Bodas místicas con la naturaleza domeñada: así son los jardines de Carles.
Cuando no son huertos son calles y lugares de una Mallorca hipostática, recreada por la concreta emoción de un instante preciso. Acota Carles un ámbito, calibra el tono de su luz, clasifica sus reverberos, discrimina entre la vibración de cada sombra, cataloga los perfiles de las formas sobre el éter, analiza la cara proteica del paisaje y… escucha, luego, el eco que cada radiación produce en su conciencia. Y lo traducen en colores sobre el lienzo.
Las fronteras de la tela son las paredes del hortus conclusus, ese lugar geométrico que es el centro de un horizonte de otros lugares. La presencia del resto del mundo impone una estructura especial al territorio acotado que se adensa tanto con lo visible como con el contexto que contamina el texto para volverlo exclusivo, pero no excluyente. En cada cuadro de Carles cabe el mundo entero porque el mundo entero cabe en una emoción. En eso se le adivinan las querencias impresionistas, esa soberbia y meticulosa vocación de retratar, más que un lugar, un estado de ánimo.
Pero ese influjo no agota la genealogía de su manera de mirar. Su pensamiento es su mirada. Carles pasea por su jardín como Polifilo por el de sus sueños: escoltado por dos ninfas.
Si una se llama Thelemia – La Voluntad, El Deseo-; la otra, Logística – La Razón-. Por eso quienes contemplan su obra intuyen tras el pincel al asceta que depura el desorden, la naturaleza asilvestrada. El locus horridus se transmuta en oasis, abarcable pero intenso trasunto del Paraíso imaginario. Locus amoenus, pues, bálsamo eficaz para los espíritus enfermos de dispersión, de agobio de sensaciones entre las que muchas son miserables y ninguna acaba de ser éxtasis.

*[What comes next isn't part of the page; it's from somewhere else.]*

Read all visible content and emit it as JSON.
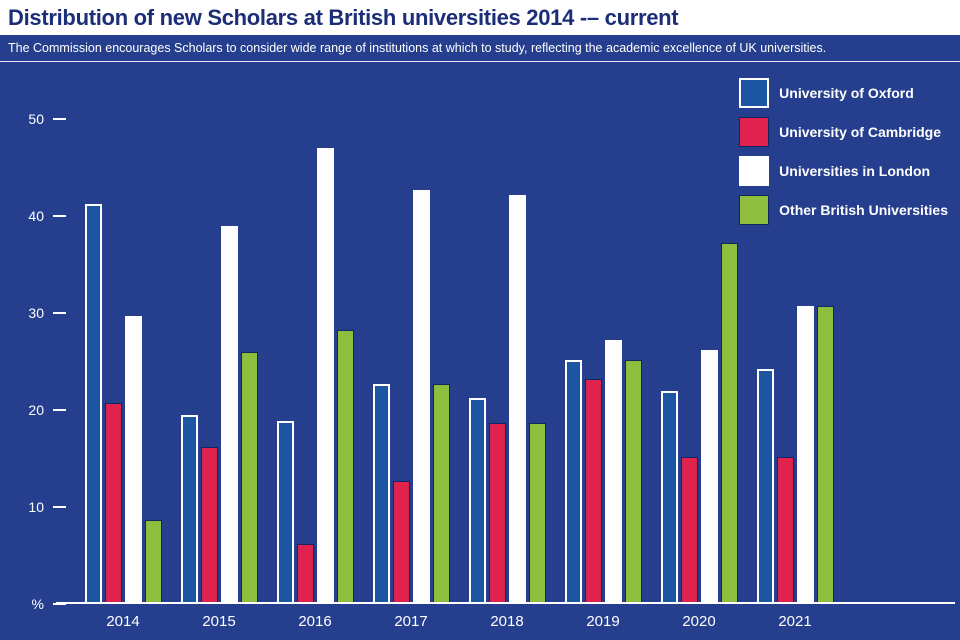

El arte posmoderno halaga y colma la parte de nuestra alma drogada de precariedad. Los jardines de Carles, sin embargo, actúan como remedio cuyo principio activo tal vez consista en la lucidez de sospechar que el lienzo no es sino el lugar de encuentro de algunas formas y colores soldados por el momento. Cuando todo nos deslumbra, Carles nos ilumina. Como si no hubiera ya más preguntas. Sólo respuestas que nos embriagan de lo definitivo, clausuran el tedio y el horror y nos hacen reaccionar como espíritus puros devorados por la serenidad de los cobaltos. Incluso por la euforia expansiva de los amarillos.